Вскоре у Калашникова кончилась плёнка. Материал для текстовки был собран.

– Что, на базу? – Любимов хлопнул соратника по плечу.

– Слушай, Серёжа… Надо бы съездить в одну деревню, раз машина есть. Я ведь туда и шёл. Уже двое рассказали… Может, байка, не поручусь.

Любимов выслушал и согласился ехать. Отказался Калашников:

– Солнце уходит, скоро темнеть начнёт. И в редакции ждут материал. Ты уж мне текстовку сооруди, как обещал, а дальше… Я в Москву, а вас могу на базу забросить.

Так Лидов снова оказался в придорожной избе в деревне Шаликово.

В этот день была прервана связь между гарнизонами немцев в Можайске и Верее. Войска генерала Ефимова окружили Верею с трёх сторон, и участь её должна была решиться в ближайшие дни. Успех этой операции обеспечивал безопасность тылам генерала Говорова. Бои за Можайск продолжались.

* * *

Ранним утром 19 января 1942 года Лидов и Любимов выехали в Петрищево. Добирались где на попутках, а где пешком. Снова, покачиваясь, плыла безрадостная фронтовая дорога. Сожжена деревня Грибцово, разорено Дорохово.

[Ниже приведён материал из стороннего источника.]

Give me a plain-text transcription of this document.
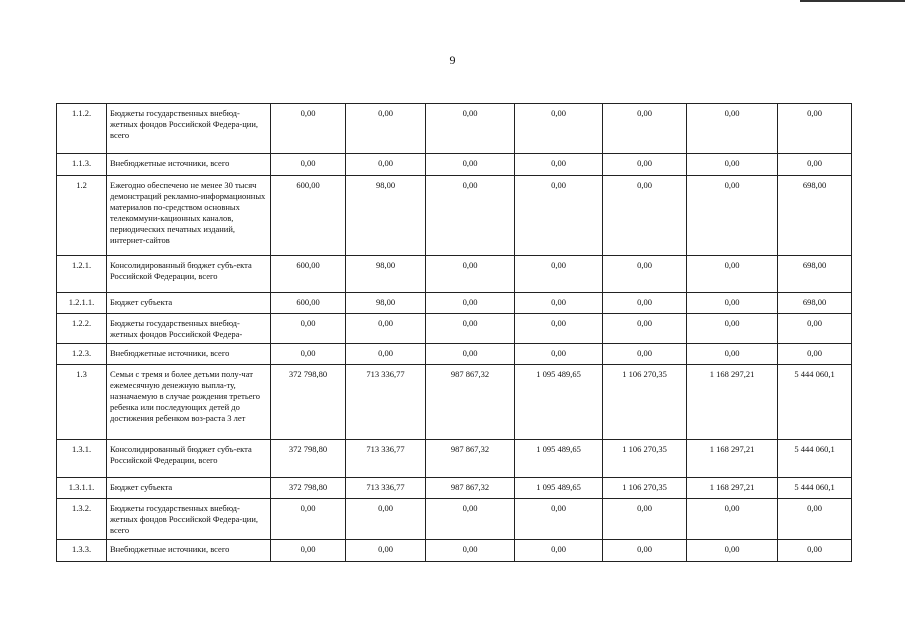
9
1.1.2.	Бюджеты государственных внебюд-жетных фондов Российской Федера-ции, всего	0,00	0,00	0,00	0,00	0,00	0,00	0,00
1.1.3.	Внебюджетные источники, всего	0,00	0,00	0,00	0,00	0,00	0,00	0,00
1.2	Ежегодно обеспечено не менее 30 тысяч демонстраций рекламно-информационных материалов по-средством основных телекоммуни-кационных каналов, периодических печатных изданий, интернет-сайтов	600,00	98,00	0,00	0,00	0,00	0,00	698,00
1.2.1.	Консолидированный бюджет субъ-екта Российской Федерации, всего	600,00	98,00	0,00	0,00	0,00	0,00	698,00
1.2.1.1.	Бюджет субъекта	600,00	98,00	0,00	0,00	0,00	0,00	698,00
1.2.2.	Бюджеты государственных внебюд-жетных фондов Российской Федера-	0,00	0,00	0,00	0,00	0,00	0,00	0,00
1.2.3.	Внебюджетные источники, всего	0,00	0,00	0,00	0,00	0,00	0,00	0,00
1.3	Семьи с тремя и более детьми полу-чат ежемесячную денежную выпла-ту, назначаемую в случае рождения третьего ребенка или последующих детей до достижения ребенком воз-раста 3 лет	372 798,80	713 336,77	987 867,32	1 095 489,65	1 106 270,35	1 168 297,21	5 444 060,1
1.3.1.	Консолидированный бюджет субъ-екта Российской Федерации, всего	372 798,80	713 336,77	987 867,32	1 095 489,65	1 106 270,35	1 168 297,21	5 444 060,1
1.3.1.1.	Бюджет субъекта	372 798,80	713 336,77	987 867,32	1 095 489,65	1 106 270,35	1 168 297,21	5 444 060,1
1.3.2.	Бюджеты государственных внебюд-жетных фондов Российской Федера-ции, всего	0,00	0,00	0,00	0,00	0,00	0,00	0,00
1.3.3.	Внебюджетные источники, всего	0,00	0,00	0,00	0,00	0,00	0,00	0,00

– Что будешь делать после войны? – спросил Лидов.

Он хотел знать, как же будет отстраиваться заново эта разорённая земля, как будут подниматься из пепла города и деревни, сколько душевных сил и тяжёлой работы потребуется от людей, чтобы минные поля снова превратить в картофельные и пшеничные. Но ответа на этот вопрос попросту не существовало, и надо было о чём-то говорить, чтобы не заснуть, потому он спросил:

– Что будешь делать после войны?

– Отсыпаться.

– А серьёзно?

– Доживи сначала, – пожал плечами Любимов.

Шофёр притормозил у съезда с шоссе. По неширокой дороге редко ходили машины, и сейчас она утонула в снегу, но рядом с ней проторили тропку беженцы и погорельцы. Стоял унылый, но зато бесснежный и безветренный день, идти было нетрудно. Через несколько километров пришлось сойти на другую дорогу, а затем военкоры уткнулись в городьбу, над которой до сих пор высился немецкий указатель «Petrischewo».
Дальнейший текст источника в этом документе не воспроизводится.